In assenza di informazioni dettagliate sulle intenzioni del governo, dunque, non resta che resocontare le richieste sindacali. Unitarie fino ad un certo punto, comunque accennate dai due segretari «complici» di Sacconi e del governo berlusconiano. Una «riforma fiscale in chiave redistributiva», come se i mancati adeguamenti salariali (come rilevato anche dall’Istat) potessero essere pacificamente compensati con sgravi fiscali, ossia con minori entrate per uno Stato con l’acqua alla gola. Sugli ammortizzatori sociali, con la disponibilità  (anche della Camusso) a «rivedere» i meccanismi della cassa integrazione, compensati da qualche estensione dell’assegno di disoccupazione. A occhio, un gioco in cui ci si rimette qualcosa di certo per una incerta. E poi la richiesta che il «lavoro precario» costi più di quello a tempo indeterminato (anche qui: si lascia perdere l’obiettivo di ridurre al minimo i contratti «atipici»), incentivando quello in «somministrazione» (Manpower ecc, ringraziano) e «il vero contratto unico: l’apprendistato».

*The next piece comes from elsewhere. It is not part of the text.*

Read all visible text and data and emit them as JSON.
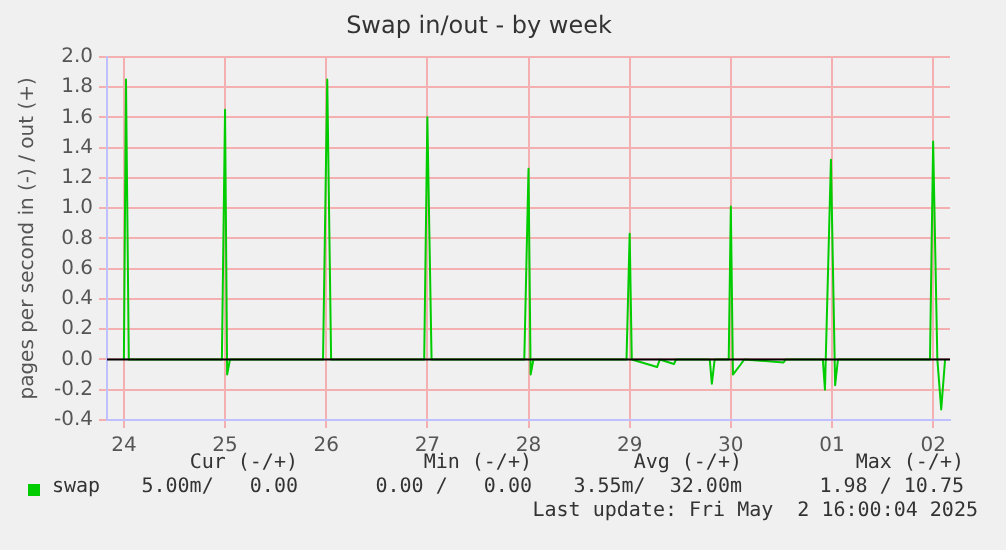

E la Cgil? La Camusso, parlando a La7, ha ribadito il fermo «no» all’eliminazione dell’art. 18, in base al principio di buon senso che «per creare lavoro non si può licenziare di più». Ma ha anche ricordato – per controbattere l’accusa giornalistica di «fare pregiudizialmente le barricate» – che la Cgil non si è mai «tirata indietro» in molti casi di «riconversione o ridimensionamento» aziendale.
Ma è stato su una frase detta forse di sfuggita che si è appuntata l’attenzione degli addeti ai lavori: «stare al lavoro fino a 72 anni è una follia, perché così non si dà  ai giovani la possibilità  di inserirsi nelle aziende». Forse è ingiusto anche per i poveri 72enni, ma la domanda è: da dove è venuta fuori questa nuova «soglia»? Dai calcoli sui prolungamenti automatici rapportati alle aspettative di vita «nel 2050», oppure dal colloquio con la Fornero?
In ogni caso, la discussione sull’età  pensionabile sempre più alta rivela un obiettivo di radicale modifica della vita sociale: in cui l’uscita dal lavoro (se si ha la fortuna di trovarlo) non è più prevista.
Di fronte a uno scenario piuttosto fosco per le prossime settimane, la Camusso ha voluto trovare almeno un lato positivo nel governo Monti: «ha detto che non c’è l’intenzione di dividere i sindacati: un bel salto di qualità  rispetto al governo precedente». Il rischio concreto, però, è che spacchi la sua Cgil. perché da un lato l’«unità » è importante, ma non più del «per fare cosa?». Dall’altro, con il metodo degli «incontri separati e declassati», Monti dà  a vedere che la sua preoccupazione non è di dividere i sindacati. Forse perché non ne teme granché la reazione.